Most (if not all) of you are familiar with the Savings Rate (check the link for more details). It is simply put the ratio between your savings (defined as income minus expenses) and income. It’s a great tool to give you an idea how efficient you are with your money.
After some conversations in Antwerp and comments on posts by another blogger (Mr FOB – Dutch Blog), we realized that we should also consider and review another Financial Independence (FI) metric: The Investment Index.
This is not a rocket science invention, but something useful for those of you that are interested how close you are towards FI. The Investment Index is nothing more than the ratio between your investment income and your household expenses.
Thus: Investment Income / Expenses * 100% = Investment Index
The result interpretation is pretty obvious, if it is higher than 100% you are technically FI. Well at least for that month or that year. Perhaps you would also continoiusly need well over 100% to stay FI in the long run (think inflation and market swings)!
The expenses are relatively easy to calculate. You just have to review your bank statements and add up all the costs you have on a monthly or yearly basis.
Small caveat, you can do this on cash-flow or cost basis principle. In the cash-flow case your entire expense of your mortgage is included (i.e. interest and principal payment). In the cost basis version, you only include your paid interest. Same applies to personal and business loans. For car loans (if you have any), I strongly recommend using the cash-flow principle!
The investment income should be easy to calculate, but depending on what type of asset(s) you have it could be quite the calculation.
Same as with the expenses, you can use the cash-flow principle of the cost basis principle. Albeit this primarily revolves around real estate (i.e. due to mortgage/loan payments). For most other assets (stocks, bonds, options, etc.), you simply take the increase in value (minus any investments and/or purchase costs) for the month or the year.

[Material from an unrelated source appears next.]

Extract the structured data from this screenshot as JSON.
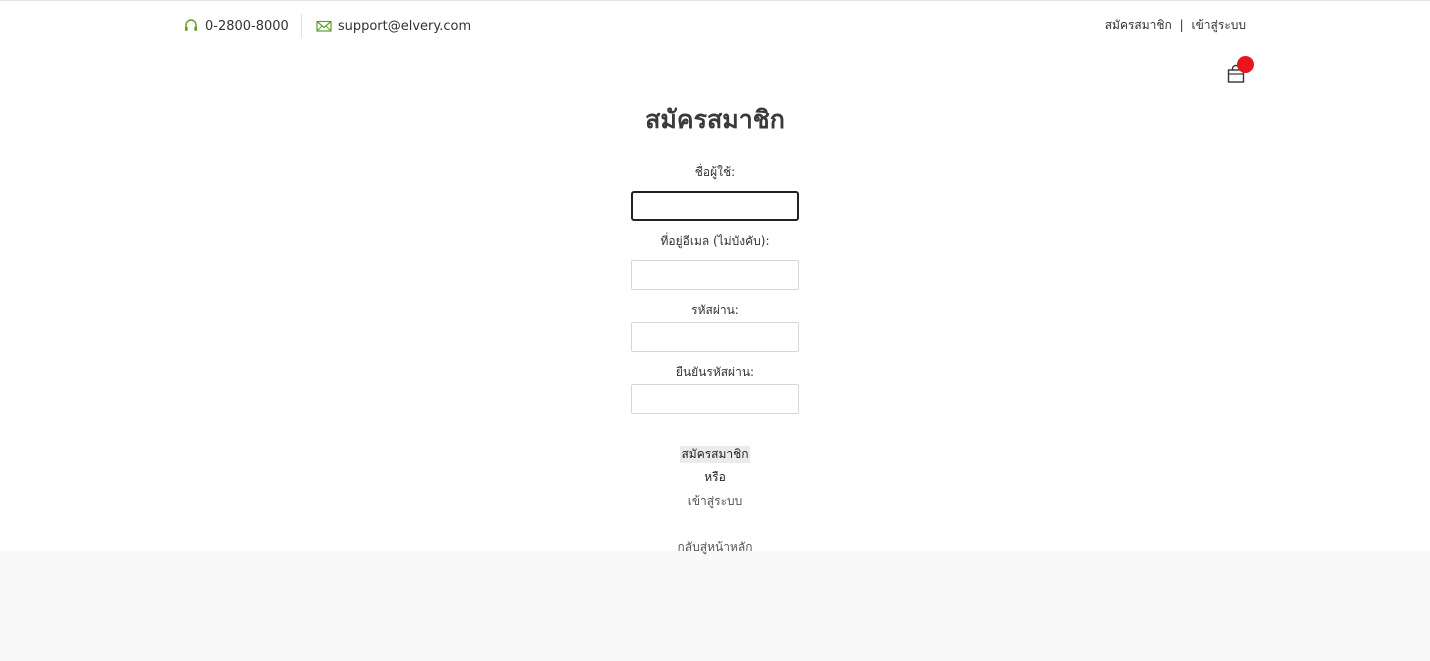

But fortunately you could also simplify life and just use your net worth increase for the month or the year (minus invested funds). This is obviously not as accurate, but in our case a lot easier to calculate (same as the financial freedom sloth, we can be very lazy!)
Yearly Historical Data
As noted above, we are lazy, so we used our net worth option to calculate our Investment Index. Note that we use cost basis for these calculations.
Considering we saw the FIRE light in 2014, it makes sense to see how we did since that time. As you can see below, 2014 and 2016 were pretty good. For 2014 is was primarily our real estate that helped out, as we had bought a wreck and transformed it into two nice rental units. As a result the value of the property rose more than the initial investment = good year from an investment income perspective.
As we emigrated back to the Netherlands 2015, this year was horrible. Very high expenses due to the international move, little to invest (and some major investments occurred into our real estate: new kitchen/bathroom) and thus a low (well negative actually) Investment Index.
In 2016 we turned things around, especially with the new real estate and the sky-rocketing market. We are actually getting really close to FI when looking at last year! In fact, if we were FI our expenses would be considerably lower as we would not have daycare. With daycare removed from the expenses, the Investment Index would actually have been 137%! We technically were FI last year, how good is that?!
Taxes and Cash-flow
But before we get too excited. Taxes have not been included in the above calculations, as the bill for our 2016 wealth will come later this year. As noted earlier, this is all evaluated on cost basis, from a cash-flow perspective we are definitely not there yet! Furthermore, this was yet another bull market year. So it’s a bit skewed upwards too.
We have come to the conclusion that we prefer to become FI on a cash-flow basis, and want to do this by having primarily dividend stocks and real estate. We therefore want to develop this Investment Index also from a cash-flow perspective, but realized that taxes are making this rather difficult. Keep in mind that we have Canadian pension accounts that have a withholding tax of 25%, which holds the majority of our dividend stocks. We will therefore pick this up in a later posts.
It is also interesting to see the difference between the Cheesy Index and the Investment Index with regards to the proximity to FI. The main reason for this is that the Cheesy Index assumes an average, a long term 4% Safe Withdrawal Rate (SWR). This actually is not entirely correct anymore as the 4% rule applies to a portfolio made of stocks and bonds. We simply don’t have such a portfolio. Secondly, the 4% is probably too high for the future for such a portolio. Check out the SWR post series by Earyretirementnow.com if you are interested.
That being said, we think that with our portfolio a long term 4% net return is considered somewhat conservative. It is therefore also unsurprising that the Investment Index show’s we are closer to FI than our Cheesy Index does. If we could only get our cash-flow up quickly, we could become FI very soon 🙂 Do miracles exist, or will it be old fashioned hard work? Nevermind, don’t answer that……
Have you calculated your equivalent of the “Investment Index” before? If so, where are you? How much does if differ from your equivalent of the “Cheesy Index”? We are curious to know!